The ACOMV Disaster Committee is currently concentrating on rehabilitation and reconstruction activities, now that immediate relief needs have been met. The assessment reports carried out in each affected community revealed several schools were in need of repairs to damaged buildings, with students were being prevented from using classrooms with leaking roofs. The repair or rebuilding of some dormitories was also prioritised, as students are currently using alternative community houses and temporary shelters for accommodation.
The overwhelming need that was identified during the assessments were for Disaster Risk Reduction training, the building of Cyclone-proof evacuation centres, water and sanitation facilities, and the stockpiling of Emergency supplies.
Many communities lacked adequate evacuation shelters to protect them from the cyclonic winds and rain, and following there was a great need for water and sanitation infrastructure as waterways became muddied by debris. Due to the long disruption to supply ships, many essential items (such as soap and matches) disappeared, and the islands were unable to communicate due to disruptions to the mobile phone services.
Providing these essential buildings and supplies is therefore seen as a priority for ACOMV, in preparation for any future emergencies.
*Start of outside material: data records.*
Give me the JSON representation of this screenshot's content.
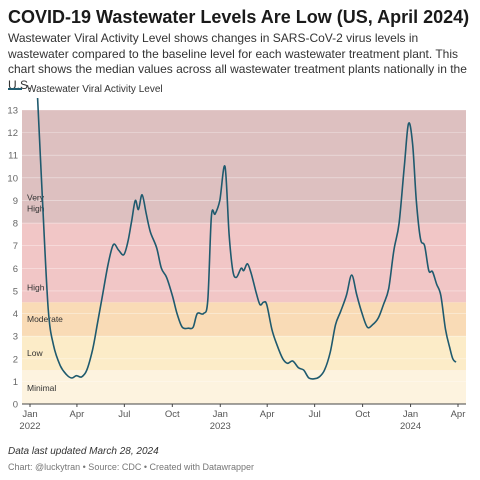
{
  "title": "COVID-19 Wastewater Levels Are Low (US, April 2024)",
  "description": "Wastewater Viral Activity Level shows changes in SARS-CoV-2 virus levels in wastewater compared to the baseline level for each wastewater treatment plant. This chart shows the median values across all wastewater treatment plants nationally in the U.S.",
  "note": "Data last updated March 28, 2024",
  "footer": "Chart: @luckytran • Source: CDC • Created with Datawrapper",
  "chart_data": {
    "type": "line",
    "ylim": [
      0,
      13
    ],
    "y_ticks": [
      "0",
      "1",
      "2",
      "3",
      "4",
      "5",
      "6",
      "7",
      "8",
      "9",
      "10",
      "11",
      "12",
      "13"
    ],
    "x_ticks": [
      {
        "date": "2022-01-01",
        "label": "Jan",
        "year": "2022"
      },
      {
        "date": "2022-04-01",
        "label": "Apr",
        "year": ""
      },
      {
        "date": "2022-07-01",
        "label": "Jul",
        "year": ""
      },
      {
        "date": "2022-10-01",
        "label": "Oct",
        "year": ""
      },
      {
        "date": "2023-01-01",
        "label": "Jan",
        "year": "2023"
      },
      {
        "date": "2023-04-01",
        "label": "Apr",
        "year": ""
      },
      {
        "date": "2023-07-01",
        "label": "Jul",
        "year": ""
      },
      {
        "date": "2023-10-01",
        "label": "Oct",
        "year": ""
      },
      {
        "date": "2024-01-01",
        "label": "Jan",
        "year": "2024"
      },
      {
        "date": "2024-04-01",
        "label": "Apr",
        "year": ""
      }
    ],
    "bands": [
      {
        "label": "Minimal",
        "from": 0,
        "to": 1.5,
        "color": "#fdf3df"
      },
      {
        "label": "Low",
        "from": 1.5,
        "to": 3,
        "color": "#fcecc8"
      },
      {
        "label": "Moderate",
        "from": 3,
        "to": 4.5,
        "color": "#f9dbb6"
      },
      {
        "label": "High",
        "from": 4.5,
        "to": 8,
        "color": "#f1c6c6"
      },
      {
        "label": "Very High",
        "from": 8,
        "to": 13,
        "color": "#ddc0c0"
      }
    ],
    "series": [
      {
        "name": "Wastewater Viral Activity Level",
        "color": "#1f5a6e",
        "points": [
          [
            "2022-01-15",
            13.8
          ],
          [
            "2022-01-25",
            9
          ],
          [
            "2022-02-05",
            4.2
          ],
          [
            "2022-02-15",
            2.6
          ],
          [
            "2022-02-28",
            1.7
          ],
          [
            "2022-03-12",
            1.3
          ],
          [
            "2022-03-22",
            1.15
          ],
          [
            "2022-03-31",
            1.25
          ],
          [
            "2022-04-10",
            1.2
          ],
          [
            "2022-04-20",
            1.5
          ],
          [
            "2022-05-01",
            2.4
          ],
          [
            "2022-05-10",
            3.5
          ],
          [
            "2022-05-20",
            4.8
          ],
          [
            "2022-05-31",
            6.2
          ],
          [
            "2022-06-10",
            7.05
          ],
          [
            "2022-06-20",
            6.8
          ],
          [
            "2022-06-30",
            6.6
          ],
          [
            "2022-07-08",
            7.2
          ],
          [
            "2022-07-15",
            8.1
          ],
          [
            "2022-07-22",
            9.0
          ],
          [
            "2022-07-28",
            8.6
          ],
          [
            "2022-08-04",
            9.25
          ],
          [
            "2022-08-12",
            8.4
          ],
          [
            "2022-08-20",
            7.6
          ],
          [
            "2022-09-01",
            6.9
          ],
          [
            "2022-09-10",
            6.0
          ],
          [
            "2022-09-20",
            5.6
          ],
          [
            "2022-10-01",
            4.8
          ],
          [
            "2022-10-10",
            4.0
          ],
          [
            "2022-10-20",
            3.4
          ],
          [
            "2022-11-01",
            3.35
          ],
          [
            "2022-11-10",
            3.4
          ],
          [
            "2022-11-18",
            4.0
          ],
          [
            "2022-11-30",
            4.0
          ],
          [
            "2022-12-08",
            4.6
          ],
          [
            "2022-12-15",
            8.3
          ],
          [
            "2022-12-22",
            8.4
          ],
          [
            "2022-12-31",
            9.0
          ],
          [
            "2023-01-10",
            10.5
          ],
          [
            "2023-01-18",
            7.5
          ],
          [
            "2023-01-25",
            5.9
          ],
          [
            "2023-02-01",
            5.6
          ],
          [
            "2023-02-10",
            6.0
          ],
          [
            "2023-02-15",
            5.9
          ],
          [
            "2023-02-22",
            6.2
          ],
          [
            "2023-03-01",
            5.8
          ],
          [
            "2023-03-10",
            5.0
          ],
          [
            "2023-03-18",
            4.4
          ],
          [
            "2023-03-25",
            4.5
          ],
          [
            "2023-03-31",
            4.4
          ],
          [
            "2023-04-10",
            3.3
          ],
          [
            "2023-04-20",
            2.6
          ],
          [
            "2023-05-01",
            2.0
          ],
          [
            "2023-05-10",
            1.8
          ],
          [
            "2023-05-20",
            1.9
          ],
          [
            "2023-05-31",
            1.6
          ],
          [
            "2023-06-10",
            1.5
          ],
          [
            "2023-06-20",
            1.15
          ],
          [
            "2023-07-01",
            1.12
          ],
          [
            "2023-07-10",
            1.2
          ],
          [
            "2023-07-20",
            1.5
          ],
          [
            "2023-07-31",
            2.3
          ],
          [
            "2023-08-10",
            3.5
          ],
          [
            "2023-08-20",
            4.1
          ],
          [
            "2023-08-31",
            4.8
          ],
          [
            "2023-09-10",
            5.7
          ],
          [
            "2023-09-20",
            4.8
          ],
          [
            "2023-09-30",
            4.0
          ],
          [
            "2023-10-10",
            3.4
          ],
          [
            "2023-10-20",
            3.5
          ],
          [
            "2023-10-31",
            3.8
          ],
          [
            "2023-11-10",
            4.4
          ],
          [
            "2023-11-20",
            5.1
          ],
          [
            "2023-11-30",
            6.8
          ],
          [
            "2023-12-10",
            8.0
          ],
          [
            "2023-12-20",
            10.5
          ],
          [
            "2023-12-28",
            12.4
          ],
          [
            "2024-01-05",
            11.5
          ],
          [
            "2024-01-12",
            9.0
          ],
          [
            "2024-01-20",
            7.3
          ],
          [
            "2024-01-28",
            7.0
          ],
          [
            "2024-02-05",
            5.9
          ],
          [
            "2024-02-12",
            5.85
          ],
          [
            "2024-02-20",
            5.3
          ],
          [
            "2024-02-28",
            4.8
          ],
          [
            "2024-03-08",
            3.3
          ],
          [
            "2024-03-16",
            2.5
          ],
          [
            "2024-03-22",
            2.0
          ],
          [
            "2024-03-28",
            1.85
          ]
        ]
      }
    ]
  }
}
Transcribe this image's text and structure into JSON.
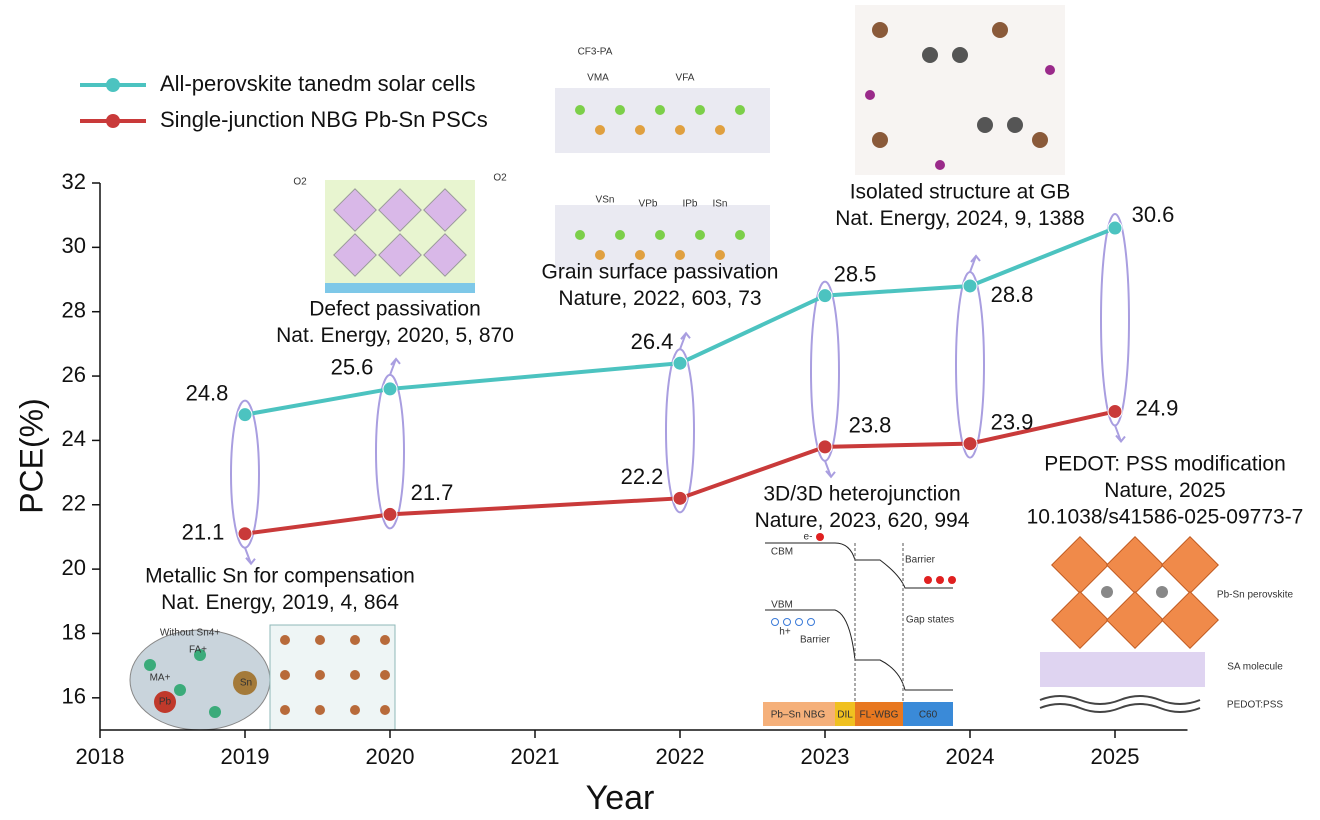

This is to be complemented with community training in risk management and evacuation plans, in order to prepare people both physically and psychologically.
To assist ACOMV in the coordination of this response, ABM will be contributing toward the employment of an Emergency Response Coordinator, and a Disaster Risk Reduction mentor, in order to support the vast amount of work involved. It is expected that this response and the work to ensure communities are better prepared for any future cyclone will continue until March 2017.